No red carpets, no grand declarations, just a firm pen stroke signalling a deeper European presence in the Western Balkans.
On 10th June, the EU formally extended the reach of Frontex operations to Bosnia and Herzegovina. The new agreement permits the deployment of Frontex’s standing corps—effectively, a uniformed border force—anywhere along Bosnia’s frontiers, including borders with non-EU countries and key transit points like airports.
This is no mere administrative tweak. It marks the latest—and most comprehensive—step in a slow but deliberate campaign to embed the EU’s frontier policy deep into the Western Balkans.
Frontex is no longer just the EU’s line of defence. It is becoming Europe’s line of projection.
The timing is no accident. Irregular migration through the Western Balkans has dropped precipitously—from 145,600 cases in 2022 to just 21,520 in 2024, with a further 58% decrease in the first four months of 2025. Brussels is eager to credit this decline to its December 2022 Action Plan for the region, a mixture of carrots (financial and technical aid) and sticks (increased surveillance, joint patrols, and threat of conditionality). This new status agreement is billed as a continuation of that approach.
But beneath the technocratic surface lies a story of geopolitical ambition.

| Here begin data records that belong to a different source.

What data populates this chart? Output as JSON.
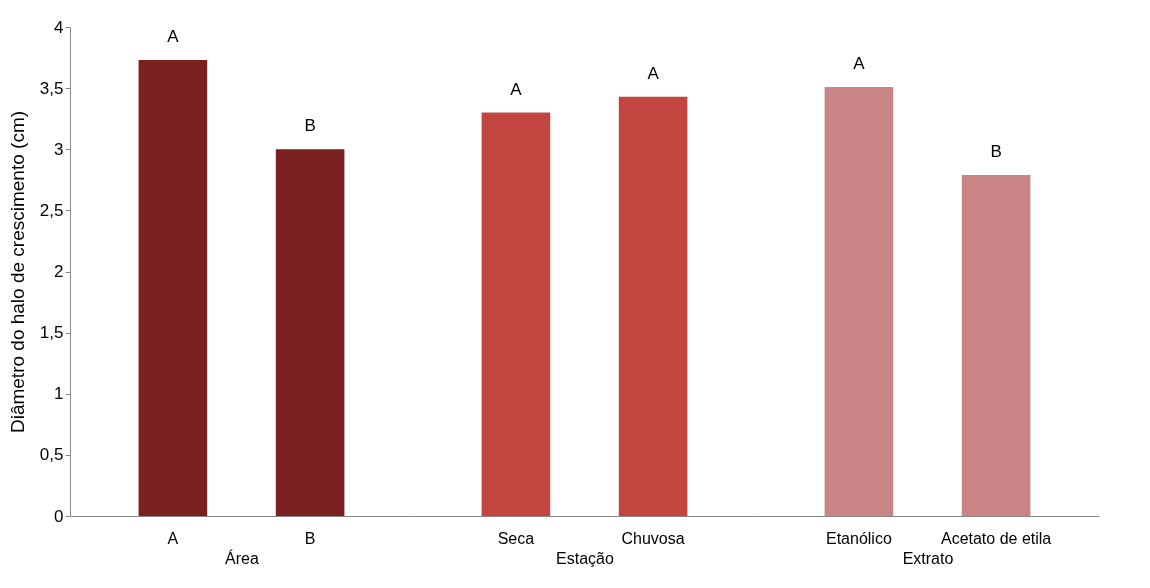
{
  "chart_data": {
    "type": "bar",
    "ylabel": "Diâmetro do halo de crescimento (cm)",
    "categories": [
      "A",
      "B",
      "Seca",
      "Chuvosa",
      "Etanólico",
      "Acetato de etila"
    ],
    "values": [
      3.73,
      3.0,
      3.3,
      3.43,
      3.51,
      2.79
    ],
    "colors": [
      "#7a2020",
      "#7a2020",
      "#c2463f",
      "#c2463f",
      "#c98585",
      "#c98585"
    ],
    "value_labels": [
      "A",
      "B",
      "A",
      "A",
      "A",
      "B"
    ],
    "annotations": [
      "Área",
      "Estação",
      "Extrato"
    ],
    "ylim": [
      0,
      4
    ],
    "yticks": [
      0,
      {
        "value": 0.5,
        "label": "0,5"
      },
      1,
      {
        "value": 1.5,
        "label": "1,5"
      },
      2,
      {
        "value": 2.5,
        "label": "2,5"
      },
      3,
      {
        "value": 3.5,
        "label": "3,5"
      },
      4
    ],
    "grid": false
  }
}
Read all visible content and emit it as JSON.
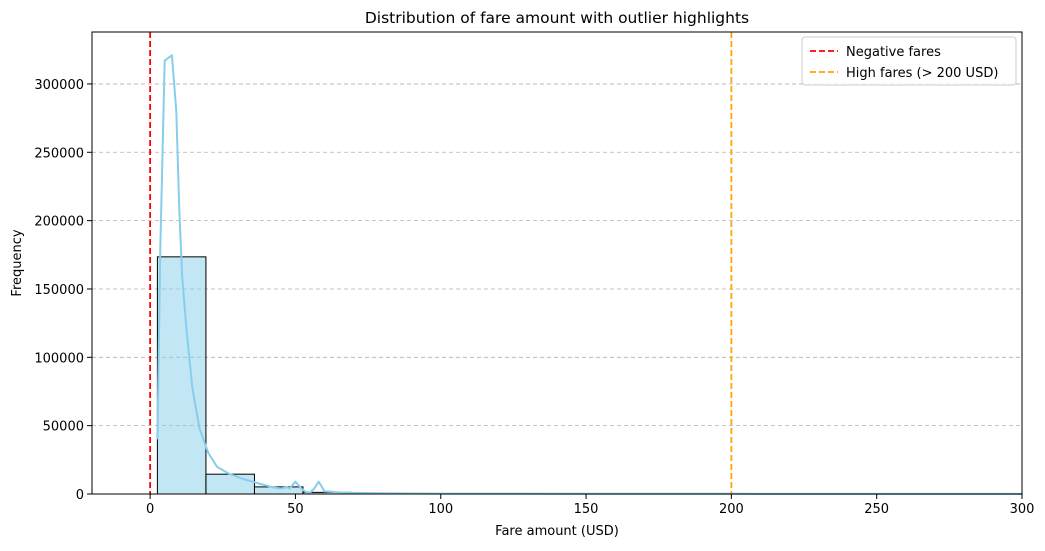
{
  "chart_data": {
    "type": "bar",
    "title": "Distribution of fare amount with outlier highlights",
    "xlabel": "Fare amount (USD)",
    "ylabel": "Frequency",
    "xlim": [
      -20,
      300
    ],
    "ylim": [
      0,
      338000
    ],
    "xticks": [
      0,
      50,
      100,
      150,
      200,
      250,
      300
    ],
    "yticks": [
      0,
      50000,
      100000,
      150000,
      200000,
      250000,
      300000
    ],
    "grid": "y-dashed",
    "legend_position": "upper right",
    "histogram": {
      "color": "#87CEEB",
      "edge_color": "#000000",
      "bins": [
        {
          "x0": 2.5,
          "x1": 19.2,
          "count": 173500
        },
        {
          "x0": 19.2,
          "x1": 35.9,
          "count": 14500
        },
        {
          "x0": 35.9,
          "x1": 52.6,
          "count": 5200
        },
        {
          "x0": 52.6,
          "x1": 69.3,
          "count": 1200
        },
        {
          "x0": 69.3,
          "x1": 86.0,
          "count": 500
        },
        {
          "x0": 86.0,
          "x1": 102.7,
          "count": 200
        },
        {
          "x0": 102.7,
          "x1": 119.4,
          "count": 100
        }
      ]
    },
    "kde": {
      "color": "#87CEEB",
      "x": [
        2.5,
        3.5,
        5,
        7.5,
        9,
        10,
        11,
        12.5,
        14.5,
        17,
        20,
        23,
        27,
        32,
        37,
        42,
        45,
        47,
        48,
        50,
        52,
        53.5,
        55,
        56.5,
        58,
        60,
        65,
        70,
        80,
        100,
        150,
        200,
        250,
        300
      ],
      "y": [
        40000,
        180000,
        317000,
        321000,
        280000,
        210000,
        160000,
        120000,
        78000,
        48000,
        30000,
        20000,
        15000,
        11000,
        8000,
        5000,
        4000,
        5000,
        4000,
        9000,
        4000,
        1500,
        1000,
        4000,
        9000,
        2000,
        1200,
        800,
        500,
        300,
        200,
        150,
        100,
        100
      ]
    },
    "reference_lines": [
      {
        "name": "Negative fares",
        "x": 0,
        "color": "#FF0000"
      },
      {
        "name": "High fares (> 200 USD)",
        "x": 200,
        "color": "#FFA500"
      }
    ]
  }
}
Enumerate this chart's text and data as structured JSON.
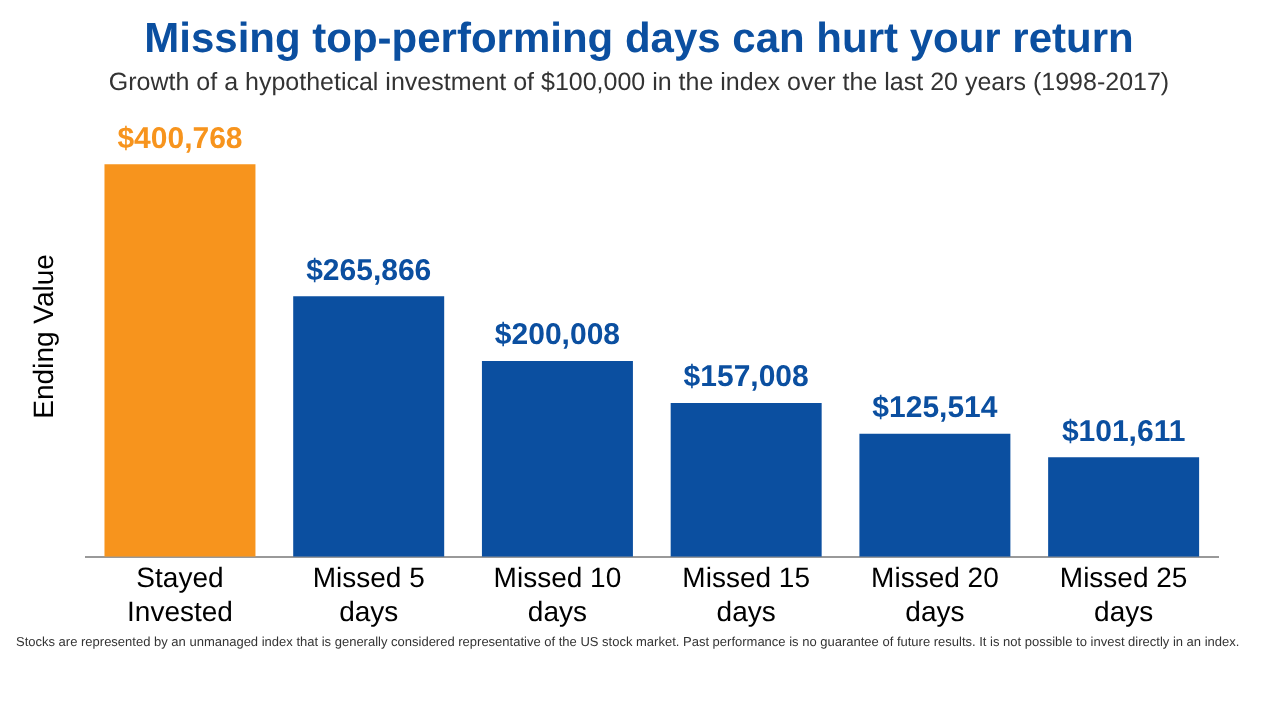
{
  "chart_data": {
    "type": "bar",
    "title": "Missing top-performing  days can hurt your return",
    "subtitle": "Growth of a hypothetical investment  of $100,000 in the index over the last 20 years (1998-2017)",
    "ylabel": "Ending Value",
    "categories": [
      "Stayed Invested",
      "Missed 5 days",
      "Missed 10 days",
      "Missed 15 days",
      "Missed 20 days",
      "Missed 25 days"
    ],
    "values": [
      400768,
      265866,
      200008,
      157008,
      125514,
      101611
    ],
    "colors": [
      "#f7941d",
      "#0b4fa0",
      "#0b4fa0",
      "#0b4fa0",
      "#0b4fa0",
      "#0b4fa0"
    ],
    "value_labels": [
      "$400,768",
      "$265,866",
      "$200,008",
      "$157,008",
      "$125,514",
      "$101,611"
    ],
    "grid": false,
    "legend": false,
    "annotations": [
      "Stocks are represented by an unmanaged index that is generally considered representative of the US stock market. Past performance is no guarantee of future results. It is not possible to invest directly in an index."
    ]
  }
}
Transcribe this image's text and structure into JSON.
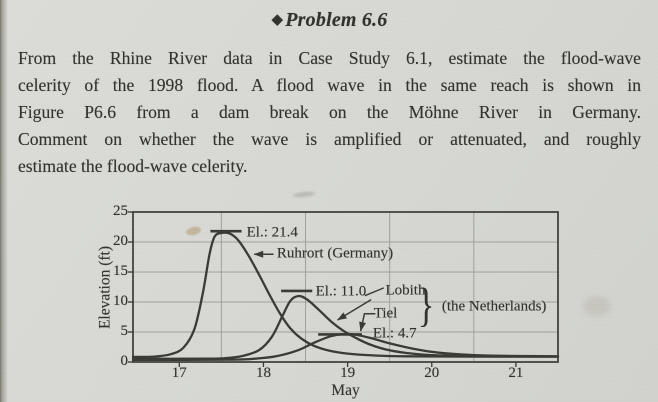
{
  "page": {
    "title": {
      "icon": "◆",
      "text": "Problem 6.6"
    },
    "paragraph_lines": [
      "From the Rhine River data in Case Study 6.1, estimate the flood-wave",
      "celerity of the 1998 flood. A flood wave in the same reach is shown in",
      "Figure P6.6 from a dam break on the Möhne River in Germany.",
      "Comment on whether the wave is amplified or attenuated, and roughly",
      "estimate the flood-wave celerity."
    ]
  },
  "colors": {
    "paper": "#d7d8d3",
    "ink": "#3a3a35",
    "grid": "#a0a19c"
  },
  "chart_data": {
    "type": "line",
    "xlabel": "May",
    "ylabel": "Elevation (ft)",
    "xlim": [
      16.45,
      21.5
    ],
    "ylim": [
      0,
      25
    ],
    "x_ticks": [
      17,
      18,
      19,
      20,
      21
    ],
    "y_ticks": [
      0,
      5,
      10,
      15,
      20,
      25
    ],
    "grid_x": [
      17.5,
      18.5,
      19.5,
      20.5
    ],
    "grid_y": [
      5,
      10,
      15,
      20
    ],
    "series": [
      {
        "name": "Ruhrort (Germany)",
        "country": "Germany",
        "peak_elevation_ft": 21.4,
        "peak_day_may": 17.5,
        "points": [
          [
            16.45,
            0.85
          ],
          [
            16.7,
            0.9
          ],
          [
            16.9,
            1.3
          ],
          [
            17.05,
            2.4
          ],
          [
            17.18,
            5.5
          ],
          [
            17.28,
            11.5
          ],
          [
            17.36,
            18.0
          ],
          [
            17.42,
            20.9
          ],
          [
            17.5,
            21.5
          ],
          [
            17.6,
            21.4
          ],
          [
            17.7,
            20.3
          ],
          [
            17.82,
            17.8
          ],
          [
            17.95,
            14.5
          ],
          [
            18.08,
            11.0
          ],
          [
            18.2,
            8.0
          ],
          [
            18.32,
            5.6
          ],
          [
            18.45,
            3.9
          ],
          [
            18.6,
            2.7
          ],
          [
            18.78,
            1.9
          ],
          [
            19.0,
            1.4
          ],
          [
            19.3,
            1.1
          ],
          [
            19.7,
            0.95
          ],
          [
            20.5,
            0.9
          ],
          [
            21.5,
            0.9
          ]
        ]
      },
      {
        "name": "Lobith",
        "country": "the Netherlands",
        "peak_elevation_ft": 11.0,
        "peak_day_may": 18.4,
        "points": [
          [
            16.45,
            0.55
          ],
          [
            17.3,
            0.55
          ],
          [
            17.55,
            0.65
          ],
          [
            17.75,
            1.0
          ],
          [
            17.95,
            2.0
          ],
          [
            18.1,
            4.2
          ],
          [
            18.22,
            7.5
          ],
          [
            18.32,
            10.2
          ],
          [
            18.42,
            11.0
          ],
          [
            18.52,
            10.4
          ],
          [
            18.65,
            8.8
          ],
          [
            18.8,
            6.8
          ],
          [
            18.95,
            5.2
          ],
          [
            19.1,
            4.0
          ],
          [
            19.25,
            3.0
          ],
          [
            19.45,
            2.1
          ],
          [
            19.7,
            1.5
          ],
          [
            20.0,
            1.15
          ],
          [
            20.5,
            0.95
          ],
          [
            21.5,
            0.9
          ]
        ]
      },
      {
        "name": "Tiel",
        "country": "the Netherlands",
        "peak_elevation_ft": 4.7,
        "peak_day_may": 19.0,
        "points": [
          [
            16.45,
            0.35
          ],
          [
            17.6,
            0.4
          ],
          [
            17.9,
            0.55
          ],
          [
            18.15,
            0.95
          ],
          [
            18.4,
            1.9
          ],
          [
            18.6,
            3.2
          ],
          [
            18.8,
            4.3
          ],
          [
            18.95,
            4.65
          ],
          [
            19.1,
            4.55
          ],
          [
            19.3,
            3.9
          ],
          [
            19.5,
            3.1
          ],
          [
            19.75,
            2.3
          ],
          [
            20.0,
            1.7
          ],
          [
            20.3,
            1.3
          ],
          [
            20.7,
            1.05
          ],
          [
            21.5,
            0.95
          ]
        ]
      }
    ],
    "peak_bars": [
      {
        "x1": 17.37,
        "x2": 17.74,
        "y": 21.8
      },
      {
        "x1": 18.21,
        "x2": 18.58,
        "y": 11.85
      },
      {
        "x1": 18.65,
        "x2": 19.17,
        "y": 4.6
      }
    ],
    "arrows": [
      {
        "points": [
          [
            18.12,
            17.95
          ],
          [
            17.89,
            17.95
          ]
        ]
      },
      {
        "points": [
          [
            19.28,
            10.4
          ],
          [
            18.88,
            7.0
          ]
        ]
      },
      {
        "points": [
          [
            19.33,
            8.05
          ],
          [
            19.2,
            8.05
          ],
          [
            19.155,
            5.15
          ]
        ]
      }
    ],
    "leader_lines": [
      {
        "points": [
          [
            19.205,
            11.05
          ],
          [
            19.43,
            12.35
          ]
        ]
      }
    ],
    "annotations": [
      {
        "name": "ruhrort-peak-elevation-label",
        "label": "El.: 21.4",
        "x": 17.8,
        "y": 21.55
      },
      {
        "name": "ruhrort-station-label",
        "label": "Ruhrort (Germany)",
        "x": 18.16,
        "y": 17.95
      },
      {
        "name": "lobith-peak-elevation-label",
        "label": "El.: 11.0",
        "x": 18.62,
        "y": 11.7
      },
      {
        "name": "lobith-station-label",
        "label": "Lobith",
        "x": 19.45,
        "y": 11.85
      },
      {
        "name": "tiel-station-label",
        "label": "Tiel",
        "x": 19.31,
        "y": 8.05
      },
      {
        "name": "tiel-peak-elevation-label",
        "label": "El.: 4.7",
        "x": 19.3,
        "y": 4.75
      },
      {
        "name": "netherlands-group-label",
        "label": "(the Netherlands)",
        "x": 20.12,
        "y": 9.2
      },
      {
        "name": "netherlands-brace",
        "label": "}",
        "x": 19.93,
        "y": 9.55,
        "brace": true
      }
    ]
  }
}
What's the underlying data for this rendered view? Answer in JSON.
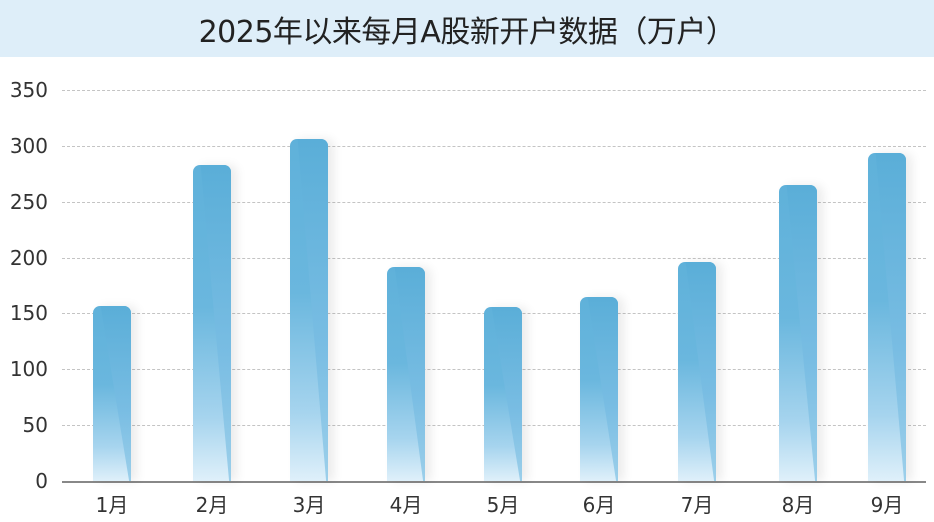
{
  "title": "2025年以来每月A股新开户数据（万户）",
  "colors": {
    "header_bg": "#deeef9",
    "bar": "#5fb1da",
    "grid": "#c4c4c4"
  },
  "chart_data": {
    "type": "bar",
    "title": "2025年以来每月A股新开户数据（万户）",
    "xlabel": "",
    "ylabel": "万户",
    "categories": [
      "1月",
      "2月",
      "3月",
      "4月",
      "5月",
      "6月",
      "7月",
      "8月",
      "9月"
    ],
    "values": [
      157,
      283,
      306,
      192,
      156,
      165,
      196,
      265,
      294
    ],
    "ylim": [
      0,
      350
    ],
    "yticks": [
      0,
      50,
      100,
      150,
      200,
      250,
      300,
      350
    ],
    "grid": true,
    "legend": null
  }
}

For one, Bosnia is not an EU member—nor is it particularly close to becoming one. Its state institutions remain fragile, its political climate fragmented, and its EU candidacy, though official, remains more symbolic than imminent. Yet Frontex will now be operating on its soil with unprecedented latitude, potentially even at border crossing points with Serbia or Montenegro. What is striking is not that the EU is helping manage migration flows, but that it is doing so by effectively expanding its border force’s remit into a sovereign non-member state.
To critics, this looks suspiciously like a quiet rehearsal for enlargement without the formalities of membership. The EU gains influence, control, and access—without the obligations of shared sovereignty. It is, in effect, border integration without political union.
Supporters of the agreement will rightly point to the benefits. This is not coercion; Bosnia invited the cooperation and must request any deployment. All operations are jointly negotiated with Bosnia’s border police. Moreover, the region has every incentive to curb migration and smuggling networks, which have long exploited weak border infrastructure. The EU, through its Instrument for Pre-accession Assistance (IPA), has spent millions on border equipment, training, and staff—help which Bosnia can ill afford to refuse.
But even within Brussels, there is unease about how far this informal expansion of EU agencies can go before it undermines the formal, treaty-based architecture of enlargement. Frontex already operates in Albania, North Macedonia, Montenegro, and Serbia. Moldova came on board in 2022. One by one, the countries of the EU’s periphery are being folded into its border governance regime, even as their accession talks languish. What began as emergency cooperation is solidifying into structural dependency.
This is not to suggest that Bosnia is being colonised by clipboard-wielding Eurocrats. However it does point to a growing pattern of the EU exporting regulation, authority, and security architecture beyond its legal boundaries—an informal empire of standards and systems, bound not by treaties but by necessity.
It also suits the EU’s political class. Border security remains a dominant concern across the bloc, especially with the rise of nationalist parties demanding “control” and “sovereignty.” Frontex deployments in third countries allow Brussels to show action without upsetting internal political balances. Migration pressure is down, and the EU appears firm, orderly, and effective.
Yet the long-term implications remain uncertain. Will these arrangements be stepping stones toward eventual membership, or permanent substitutes for it? Are we witnessing the cautious stitching together of a wider Europe—or the creation of a grey zone of half-integrated border states, forever on the doorstep?
For now, Brussels will hail the Bosnia agreement as a win for stability and order. And it is. But the EU should be honest about the precedent it is setting. The flags may not be flying yet, but Europe is moving its frontiers—quietly, incrementally, and unmistakably—further east.